Sunday 8 November 2009

When rights do not apply

On Thursday the Catholic Education Service responded to the government's proposals for Sex and Relationship Education. Notably they were responding to the proposal that Sex and Relationship Education be obligatory after the age of 15. In this respect they were disappointed 'that legal encumbrances mean that a blanket right of withdrawal can no longer apply', yet they welcomed the fact that the government was going to respect the rights of parents to withdraw their children from these classes up to the age of fifteen.

Did I miss something there? Is it the case that if the government honours your rights, that is all well and good, but if it dishonours them, it can be blamed on 'legal encumbrances'? What is a legal encumbrance anyway? A piece of fruit? A lawyer slumbering in the corridors of the Old Bailey perhaps?

And here is another thing. If parents are the primary educators, then unless they are proven abusers, their rights over their children cannot reach a point of inapplicability. When a right like that no longer applies in some political dispensation, then we should call such inapplicability what it is: a violation of rights.
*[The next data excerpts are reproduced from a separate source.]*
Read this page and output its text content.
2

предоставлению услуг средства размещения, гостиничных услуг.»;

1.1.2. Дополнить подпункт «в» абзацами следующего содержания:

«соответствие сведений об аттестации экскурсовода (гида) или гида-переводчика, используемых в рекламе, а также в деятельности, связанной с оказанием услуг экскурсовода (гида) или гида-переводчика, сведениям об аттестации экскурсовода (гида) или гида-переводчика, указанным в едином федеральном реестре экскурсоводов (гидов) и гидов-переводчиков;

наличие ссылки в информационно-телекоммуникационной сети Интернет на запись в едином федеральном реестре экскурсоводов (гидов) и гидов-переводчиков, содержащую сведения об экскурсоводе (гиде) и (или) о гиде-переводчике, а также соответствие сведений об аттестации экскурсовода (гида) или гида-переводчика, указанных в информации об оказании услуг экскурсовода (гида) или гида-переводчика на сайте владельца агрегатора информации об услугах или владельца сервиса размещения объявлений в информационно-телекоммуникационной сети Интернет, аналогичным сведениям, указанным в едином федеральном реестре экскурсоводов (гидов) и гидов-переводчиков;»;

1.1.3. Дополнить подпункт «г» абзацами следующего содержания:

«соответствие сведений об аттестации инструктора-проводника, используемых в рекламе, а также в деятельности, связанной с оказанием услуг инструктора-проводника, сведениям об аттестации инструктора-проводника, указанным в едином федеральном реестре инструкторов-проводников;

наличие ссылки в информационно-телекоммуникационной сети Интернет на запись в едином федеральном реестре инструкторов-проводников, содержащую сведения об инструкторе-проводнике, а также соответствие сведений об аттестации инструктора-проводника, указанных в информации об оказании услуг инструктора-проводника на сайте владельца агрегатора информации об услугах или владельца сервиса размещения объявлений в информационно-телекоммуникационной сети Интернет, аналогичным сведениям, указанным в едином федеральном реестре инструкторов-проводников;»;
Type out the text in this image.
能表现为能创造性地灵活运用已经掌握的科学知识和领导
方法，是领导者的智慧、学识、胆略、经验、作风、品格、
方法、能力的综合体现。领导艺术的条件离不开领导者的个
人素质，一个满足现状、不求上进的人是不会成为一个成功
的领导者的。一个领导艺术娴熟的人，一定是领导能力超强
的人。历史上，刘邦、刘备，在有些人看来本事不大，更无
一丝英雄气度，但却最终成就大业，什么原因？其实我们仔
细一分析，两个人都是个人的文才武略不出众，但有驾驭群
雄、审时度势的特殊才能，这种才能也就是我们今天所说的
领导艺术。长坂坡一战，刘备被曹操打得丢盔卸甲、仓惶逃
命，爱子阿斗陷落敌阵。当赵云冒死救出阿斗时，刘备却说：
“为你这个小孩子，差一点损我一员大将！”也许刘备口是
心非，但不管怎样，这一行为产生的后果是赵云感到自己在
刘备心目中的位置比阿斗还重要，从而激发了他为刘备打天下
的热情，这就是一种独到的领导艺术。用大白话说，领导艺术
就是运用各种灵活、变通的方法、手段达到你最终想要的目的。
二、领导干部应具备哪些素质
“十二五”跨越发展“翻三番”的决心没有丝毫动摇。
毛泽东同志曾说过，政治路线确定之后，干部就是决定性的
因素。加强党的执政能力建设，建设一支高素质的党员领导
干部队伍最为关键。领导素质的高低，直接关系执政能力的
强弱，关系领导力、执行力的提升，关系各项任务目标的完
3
Still, if that wasn't bad enough, consider this. Who - just who - exercises the right to withdraw their children from Sex and Relationship Education? It isn't the kind of parents whose children run amuck, share generously their STDs and keep the abortion services in work in these difficult times. It isn't, in other words, the kinds of parents whose failures as educators might spur any government into trying to make up for their lacunae. It is the kind of parents who object in principle to the morally relativistic or indifferentist dynamics of government-provided Sex and Relationship Education. It is those who object to the medicalization of abortion, as if it were not a moral issue. It is those who do not go doey-eyed over government proposals or proclaim the creed of 'attending to nurse' ('for fear of finding something worse').

So if the Catholic Education Service is not there to protect the position of such people, what is it there to do? The only Catholic thing about this response to the SRE proposals is the wafts of incense it seems to be sending in the direction of government pieties.